Chapter 7: Scaling Property Law

Document Type

Contributions to Book

Publication Date

2024

Publisher

A Research Agenda for Property Law

Abstract

The ‘politics of scale’ is a phrase that has come to mean the socially constructed landscape where a broad range of social, political and economic activities, including capital accumulation, state regulation and more occur. Scale itself is a concept of measurement and comparison where values increase or decrease in value based on other factors. Property is an apt area to deploy the concept around the politics of scale as property has been the subject of much academic discussion. This chapter offers a backdrop to those intersections by providing a lens for thinking across the distinctive registers of scale that property conflicts occur within. This chapter advances property methods in two distinct ways. First we identify the three registers of scale in the property context and how they shape property disputes. Property conflicts operate in the hierarchical scale (competencies) both in the ways that states empower individuals to control resources in land but also in the way states themselves regulate interests in property resources. Property can also be measured on a material register (capabilities) - or the extent, value, or length of claims in property. Finally, property operates on a rhetorical or discursive scale, where values are imposed on property claims to support individual or communal expectations of resource use.
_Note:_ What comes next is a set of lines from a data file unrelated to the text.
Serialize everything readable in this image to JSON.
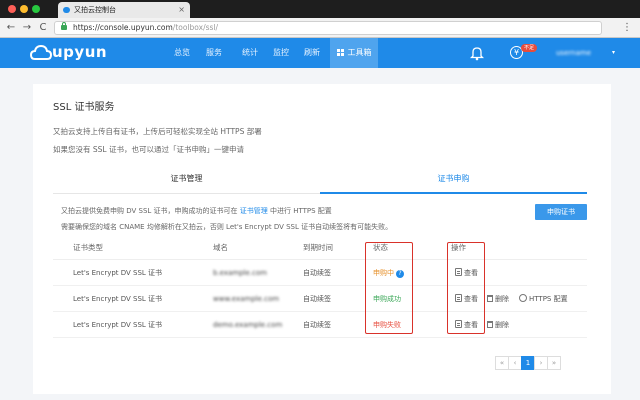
{
  "browser": {
    "tab_title": "又拍云控制台",
    "tab_close": "×",
    "url_host": "https://console.upyun.com",
    "url_path": "/toolbox/ssl/",
    "nav_back": "←",
    "nav_forward": "→",
    "nav_reload": "C",
    "menu": "⋮"
  },
  "header": {
    "logo_text": "upyun",
    "nav": [
      {
        "label": "总览"
      },
      {
        "label": "服务"
      },
      {
        "label": "统计"
      },
      {
        "label": "监控"
      },
      {
        "label": "刷新"
      },
      {
        "label": "工具箱"
      }
    ],
    "yen_symbol": "¥",
    "badge": "不足",
    "user": "username",
    "user_caret": "▾"
  },
  "card": {
    "title": "SSL 证书服务",
    "intro_line1": "又拍云支持上传自有证书，上传后可轻松实现全站 HTTPS 部署",
    "intro_line2": "如果您没有 SSL 证书，也可以通过「证书申购」一键申请",
    "tabs": [
      {
        "label": "证书管理",
        "active": false
      },
      {
        "label": "证书申购",
        "active": true
      }
    ],
    "notice_line1_a": "又拍云提供免费申购 DV SSL 证书，申购成功的证书可在",
    "notice_line1_link": "证书管理",
    "notice_line1_b": "中进行 HTTPS 配置",
    "notice_line2": "需要确保您的域名 CNAME 均修解析在又拍云，否则 Let's Encrypt DV SSL 证书自动续签将有可能失败。",
    "apply_button": "申购证书"
  },
  "table": {
    "headers": {
      "type": "证书类型",
      "domain": "域名",
      "expiry": "到期时间",
      "status": "状态",
      "actions": "操作"
    },
    "rows": [
      {
        "type": "Let's Encrypt DV SSL 证书",
        "domain": "b.example.com",
        "expiry": "自动续签",
        "status": "申购中",
        "help": "?",
        "view": "查看",
        "delete": "",
        "https": ""
      },
      {
        "type": "Let's Encrypt DV SSL 证书",
        "domain": "www.example.com",
        "expiry": "自动续签",
        "status": "申购成功",
        "help": "",
        "view": "查看",
        "delete": "删除",
        "https": "HTTPS 配置"
      },
      {
        "type": "Let's Encrypt DV SSL 证书",
        "domain": "demo.example.com",
        "expiry": "自动续签",
        "status": "申购失败",
        "help": "",
        "view": "查看",
        "delete": "删除",
        "https": ""
      }
    ]
  },
  "pagination": {
    "first": "«",
    "prev": "‹",
    "current": "1",
    "next": "›",
    "last": "»"
  },
  "colors": {
    "brand": "#1f8ae8",
    "highlight_box": "#d9322a",
    "pending": "#e58e26",
    "success": "#3aa757",
    "failed": "#e74c3c"
  }
}
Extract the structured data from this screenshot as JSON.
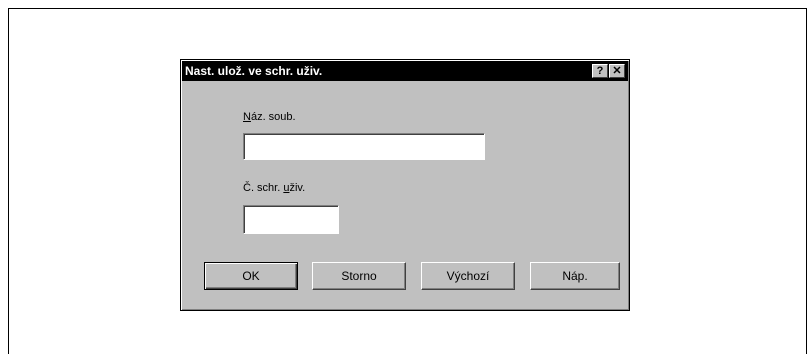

These values are often combined to validate some action on property resources. This chapter also aligns existing property scholarship within a scaled discourse by demonstrating how these three registers have been deployed to validate or invalidate action on property.

Comments

Published as Chapter 7 of the book A RESEARCH AGENDA FOR PROPERTY LAW, pages 93-108. https://doi.org/10.4337/9781803924816.00011 Published by Edward Elgar Publishing.

This book is forthcoming in the MLIC catalog.